Abstract
Background and objectives: Severe microcephaly, or head circumference at least 3 standard deviations below the mean for age and sex, is a rare condition with diverse etiology, making diagnosis challenging. Following the 2015 to 2016 Zika virus outbreak, surveillance studies in Australia, Canada, New Zealand, and the United Kingdom and Ireland were conducted to monitor severe microcephaly. We describe the etiology, clinical features, and diagnostic investigations of severe microcephaly among children aged younger than 1 year.
Methods: We pooled reports of patients with severe microcephaly detected through 4 national active surveillance studies, through the International Network of Paediatric Surveillance Units. Incident cases were reported voluntarily between June 2016 and October 2018 by networks of pediatricians totaling more than 8000 members. Etiology was categorized as genetic (confirmed/suspected), acquired (infection, ischemia/hypoxia, prenatal alcohol exposure, placental insufficiency), or unknown. Anonymized data were pooled and analyzed using descriptive statistics.

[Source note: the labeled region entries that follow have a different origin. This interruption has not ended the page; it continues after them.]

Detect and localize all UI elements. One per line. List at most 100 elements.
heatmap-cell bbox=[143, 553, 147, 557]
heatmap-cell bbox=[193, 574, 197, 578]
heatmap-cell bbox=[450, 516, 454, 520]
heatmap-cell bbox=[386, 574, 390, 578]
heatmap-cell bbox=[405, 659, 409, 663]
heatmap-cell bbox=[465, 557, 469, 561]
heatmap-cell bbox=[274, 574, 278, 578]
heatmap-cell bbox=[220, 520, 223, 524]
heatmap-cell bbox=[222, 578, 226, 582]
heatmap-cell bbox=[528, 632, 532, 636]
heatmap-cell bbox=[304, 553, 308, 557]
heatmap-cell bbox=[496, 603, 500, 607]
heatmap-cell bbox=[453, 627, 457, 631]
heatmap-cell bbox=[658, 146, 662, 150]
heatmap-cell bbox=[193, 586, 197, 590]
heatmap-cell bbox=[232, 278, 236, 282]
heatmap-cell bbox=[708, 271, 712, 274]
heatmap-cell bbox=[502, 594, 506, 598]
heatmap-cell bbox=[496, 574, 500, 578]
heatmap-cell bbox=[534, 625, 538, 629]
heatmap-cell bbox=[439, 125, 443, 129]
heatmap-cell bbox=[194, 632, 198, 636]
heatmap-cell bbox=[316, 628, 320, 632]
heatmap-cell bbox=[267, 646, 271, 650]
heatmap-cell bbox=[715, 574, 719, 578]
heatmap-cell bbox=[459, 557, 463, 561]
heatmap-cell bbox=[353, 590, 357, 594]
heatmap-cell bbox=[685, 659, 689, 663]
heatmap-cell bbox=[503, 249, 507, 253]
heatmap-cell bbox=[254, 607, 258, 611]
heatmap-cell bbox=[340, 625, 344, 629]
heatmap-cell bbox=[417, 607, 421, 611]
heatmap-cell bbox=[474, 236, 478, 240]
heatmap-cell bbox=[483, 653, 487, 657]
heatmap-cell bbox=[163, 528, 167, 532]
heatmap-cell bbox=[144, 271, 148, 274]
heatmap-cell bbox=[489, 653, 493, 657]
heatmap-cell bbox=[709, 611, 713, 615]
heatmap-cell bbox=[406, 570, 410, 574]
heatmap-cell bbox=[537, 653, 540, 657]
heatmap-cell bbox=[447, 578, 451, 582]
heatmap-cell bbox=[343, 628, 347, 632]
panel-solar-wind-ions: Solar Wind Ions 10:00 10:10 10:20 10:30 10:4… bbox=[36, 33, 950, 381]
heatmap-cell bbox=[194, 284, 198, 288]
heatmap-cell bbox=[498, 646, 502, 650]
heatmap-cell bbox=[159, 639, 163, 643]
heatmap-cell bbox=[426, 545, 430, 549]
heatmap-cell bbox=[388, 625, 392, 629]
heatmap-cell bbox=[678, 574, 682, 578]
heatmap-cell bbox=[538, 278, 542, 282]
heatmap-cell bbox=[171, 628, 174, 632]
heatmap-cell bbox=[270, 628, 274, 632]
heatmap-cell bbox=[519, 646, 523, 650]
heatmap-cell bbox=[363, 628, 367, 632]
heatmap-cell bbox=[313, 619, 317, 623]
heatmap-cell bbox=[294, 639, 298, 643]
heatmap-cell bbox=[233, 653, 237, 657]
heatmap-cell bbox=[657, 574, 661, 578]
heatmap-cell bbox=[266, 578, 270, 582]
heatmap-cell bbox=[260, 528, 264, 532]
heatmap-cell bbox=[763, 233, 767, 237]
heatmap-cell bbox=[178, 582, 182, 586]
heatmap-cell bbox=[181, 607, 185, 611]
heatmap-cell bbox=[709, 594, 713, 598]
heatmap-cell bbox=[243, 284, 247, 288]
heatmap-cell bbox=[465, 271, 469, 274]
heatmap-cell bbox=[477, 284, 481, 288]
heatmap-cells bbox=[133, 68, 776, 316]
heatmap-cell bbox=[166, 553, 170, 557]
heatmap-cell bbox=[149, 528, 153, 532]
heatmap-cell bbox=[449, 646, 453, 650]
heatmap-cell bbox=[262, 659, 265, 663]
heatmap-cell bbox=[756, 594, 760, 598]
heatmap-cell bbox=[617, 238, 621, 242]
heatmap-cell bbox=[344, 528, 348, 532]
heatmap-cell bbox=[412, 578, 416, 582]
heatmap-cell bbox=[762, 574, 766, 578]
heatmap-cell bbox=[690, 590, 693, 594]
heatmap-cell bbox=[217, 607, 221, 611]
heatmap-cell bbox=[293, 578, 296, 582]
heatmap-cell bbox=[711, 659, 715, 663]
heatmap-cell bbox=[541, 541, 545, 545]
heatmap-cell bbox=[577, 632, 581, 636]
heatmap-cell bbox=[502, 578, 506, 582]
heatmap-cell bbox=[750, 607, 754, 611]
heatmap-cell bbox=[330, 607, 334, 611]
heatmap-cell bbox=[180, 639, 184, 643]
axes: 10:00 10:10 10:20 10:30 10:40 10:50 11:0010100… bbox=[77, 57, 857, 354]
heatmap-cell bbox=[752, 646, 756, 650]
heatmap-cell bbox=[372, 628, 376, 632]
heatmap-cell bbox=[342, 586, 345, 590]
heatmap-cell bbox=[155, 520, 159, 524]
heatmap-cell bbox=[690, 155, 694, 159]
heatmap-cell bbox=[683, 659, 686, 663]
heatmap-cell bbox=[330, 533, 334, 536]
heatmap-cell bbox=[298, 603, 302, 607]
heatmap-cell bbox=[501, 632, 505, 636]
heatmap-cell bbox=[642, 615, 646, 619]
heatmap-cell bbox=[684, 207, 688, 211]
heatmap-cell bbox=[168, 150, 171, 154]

Results: Overall, the cases of 118 patients with severe microcephaly were analyzed, including 59 from the United Kingdom and Ireland, 34 from Canada, and 25 from Australia (n < 5 cases from New Zealand were not analyzed). Median age at diagnosis was 17 days (IQR 1-119), and mean head circumference-for-age Z-score was -4.0 (SD 1.1). Genetic causes were determined for 50% (n = 59) vs 18% acquired (n = 21) and 32% unknown (n = 38). Common investigations included brain magnetic resonance imaging (70%), DNA microarray (69%), brain ultrasonography (53%), and cytomegalovirus screening (48%).
Conclusions: At least one-half of severe microcephaly cases are attributable to genetic causes. One-third had unknown etiology, highlighting a need for a systematic approach to diagnostic investigation, including genomic sequencing and brain imaging for all children with severe microcephaly.